The one sentence, it seems, that is verboten in the political of lexicon of the day is, “we’re out of money.” That’s cold, mean-spirited and thoughtless. That alternative is that we continue borrowing from China and Japan, we continue printing money to the point of inflation, and we raise debt ceilings to allow for more spending. The state of California has put out a call to place all government employees on the minimum wage. California citizens have stated that this is unthinkable, cold, mean-spirited and thoughtless. It’s impossible, they say, for an individual to live on the minimum wage in their state. What they don’t appear to grasp is the enormity of the sentence: “we’re out of money.”
New Jersey Governor Chris Christie is not under such delusions. A state task force has just submitted a finding to New Jersey governor Chris Christie: “let what they call ‘for profit’ companies run state parks, psychiatric wards, toll booths, and preschools.” This task force has estimated doing so could save the state of New Jersey $210 million per year.
A for profit company is a company that employs people on a cost benefits basis. A for profit company provides products, and in this case services, for a fee to its customers, and after dollar cost averaging the costs versus the services this company hopes to make what it called a profit. A for profit company is not out to provide a service just to provide a service. A for profit company is not out to employ people just to employ people. A for profit company wants money for its CEOs, it’s employees in the way of bonuses and raises, its shareholders, and for set asides that allow it to improve its company in the future.

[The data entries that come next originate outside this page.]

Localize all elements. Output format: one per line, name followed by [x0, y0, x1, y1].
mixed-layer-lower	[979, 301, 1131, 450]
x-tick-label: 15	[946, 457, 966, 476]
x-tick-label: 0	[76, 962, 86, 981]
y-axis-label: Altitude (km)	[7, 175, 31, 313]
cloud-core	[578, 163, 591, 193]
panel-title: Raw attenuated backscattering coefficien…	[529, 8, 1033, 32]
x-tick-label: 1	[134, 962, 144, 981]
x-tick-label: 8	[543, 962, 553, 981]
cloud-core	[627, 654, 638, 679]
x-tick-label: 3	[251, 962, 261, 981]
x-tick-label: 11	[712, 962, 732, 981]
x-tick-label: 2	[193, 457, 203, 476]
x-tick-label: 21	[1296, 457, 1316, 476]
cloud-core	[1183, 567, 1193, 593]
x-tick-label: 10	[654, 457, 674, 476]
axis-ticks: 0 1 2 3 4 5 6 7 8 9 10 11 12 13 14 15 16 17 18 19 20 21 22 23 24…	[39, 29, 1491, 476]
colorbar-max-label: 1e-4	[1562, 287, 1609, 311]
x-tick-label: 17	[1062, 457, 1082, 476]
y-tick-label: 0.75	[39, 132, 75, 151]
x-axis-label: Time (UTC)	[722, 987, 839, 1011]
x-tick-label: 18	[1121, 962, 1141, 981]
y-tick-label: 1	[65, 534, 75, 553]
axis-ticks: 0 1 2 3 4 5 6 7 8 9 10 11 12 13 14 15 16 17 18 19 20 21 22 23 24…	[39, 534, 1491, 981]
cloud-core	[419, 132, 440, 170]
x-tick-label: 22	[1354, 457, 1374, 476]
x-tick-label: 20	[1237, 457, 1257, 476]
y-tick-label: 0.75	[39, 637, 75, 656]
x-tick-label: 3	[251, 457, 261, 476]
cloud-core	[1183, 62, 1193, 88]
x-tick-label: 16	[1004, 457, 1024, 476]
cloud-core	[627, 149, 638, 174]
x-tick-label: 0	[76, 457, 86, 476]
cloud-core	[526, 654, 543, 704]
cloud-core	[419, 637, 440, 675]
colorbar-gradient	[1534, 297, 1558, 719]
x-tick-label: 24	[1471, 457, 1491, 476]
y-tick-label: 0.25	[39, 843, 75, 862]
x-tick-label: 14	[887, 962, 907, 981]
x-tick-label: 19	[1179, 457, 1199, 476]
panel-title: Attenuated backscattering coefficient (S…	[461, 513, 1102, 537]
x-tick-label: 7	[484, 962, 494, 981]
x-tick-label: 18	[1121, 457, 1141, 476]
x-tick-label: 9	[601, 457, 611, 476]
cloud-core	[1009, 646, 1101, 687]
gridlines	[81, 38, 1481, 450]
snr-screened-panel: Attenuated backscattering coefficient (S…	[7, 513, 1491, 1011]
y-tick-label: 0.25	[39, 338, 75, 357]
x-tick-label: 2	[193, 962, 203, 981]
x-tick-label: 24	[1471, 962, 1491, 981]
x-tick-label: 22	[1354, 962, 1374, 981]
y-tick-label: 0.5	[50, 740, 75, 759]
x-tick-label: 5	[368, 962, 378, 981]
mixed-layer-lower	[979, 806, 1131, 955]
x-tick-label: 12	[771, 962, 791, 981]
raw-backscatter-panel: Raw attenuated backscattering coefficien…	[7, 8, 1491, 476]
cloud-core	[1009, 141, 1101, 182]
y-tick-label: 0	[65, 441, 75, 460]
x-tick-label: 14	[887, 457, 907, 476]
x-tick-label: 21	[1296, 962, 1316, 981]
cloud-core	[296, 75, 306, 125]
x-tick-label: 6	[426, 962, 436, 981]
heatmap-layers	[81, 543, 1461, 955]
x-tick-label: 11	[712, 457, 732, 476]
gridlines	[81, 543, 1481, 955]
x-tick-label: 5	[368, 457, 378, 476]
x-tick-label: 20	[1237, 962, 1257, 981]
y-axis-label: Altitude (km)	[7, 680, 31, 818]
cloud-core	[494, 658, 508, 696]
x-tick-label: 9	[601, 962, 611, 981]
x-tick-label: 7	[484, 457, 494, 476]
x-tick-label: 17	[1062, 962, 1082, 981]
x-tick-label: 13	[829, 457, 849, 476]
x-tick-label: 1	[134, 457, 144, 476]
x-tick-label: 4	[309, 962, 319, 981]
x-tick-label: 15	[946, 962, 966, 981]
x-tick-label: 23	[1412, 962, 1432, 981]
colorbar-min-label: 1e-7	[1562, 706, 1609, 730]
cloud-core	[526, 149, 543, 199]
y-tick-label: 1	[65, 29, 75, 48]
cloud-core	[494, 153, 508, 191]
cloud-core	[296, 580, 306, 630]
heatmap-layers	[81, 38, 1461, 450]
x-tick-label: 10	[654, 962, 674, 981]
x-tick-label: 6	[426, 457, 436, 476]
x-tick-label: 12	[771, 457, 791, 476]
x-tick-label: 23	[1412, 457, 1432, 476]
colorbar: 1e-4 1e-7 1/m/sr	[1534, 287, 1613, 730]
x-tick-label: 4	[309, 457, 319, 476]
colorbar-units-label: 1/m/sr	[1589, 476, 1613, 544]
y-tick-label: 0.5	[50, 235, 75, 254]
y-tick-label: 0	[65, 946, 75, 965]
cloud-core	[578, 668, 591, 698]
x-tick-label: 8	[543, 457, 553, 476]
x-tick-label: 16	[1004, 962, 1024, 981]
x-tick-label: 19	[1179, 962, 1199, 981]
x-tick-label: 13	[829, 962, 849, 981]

Detractors claim that New Jersey tried the “for profit” method of saving money, and it failed. They claim that allowing private companies to run such cherished tasks leads to corruption, crony capitalism, and ineptitude. They also claim that “fee” is another three letter word for tax. The beauty of private companies, or for profit companies, is that if one doesn’t work you can always try another. If one charges too much in the way of fees, ineptitude, or corruption, you can announce that company XYZ has failed in their duty, and we’re now accepting bids for someone to take their place.
Chris Christie understands that the current path we’re on cannot be maintained. We cannot continue to just find different taxes for discretionary and entitlement spending on federal and state levels. We cannot continue to discourage private sector growth and discourage investment and discourage people from spending their after tax income with promises of tax hikes in the future.
The little secret of our current malaise is that if you tax something enough, you can slowly bleed it to death. Economic models show that when you cut various taxes, you not only spur growth in the private sector, but you increase revenue receipts to the government. These results are not seen in the short-term though. The results require a few economic cycles to produce results, and politicians are not patient. They have disasters to cause and cure. They have power on the line. They have elections to win, but don’t bother telling your representative this little secret. Most of them know it already.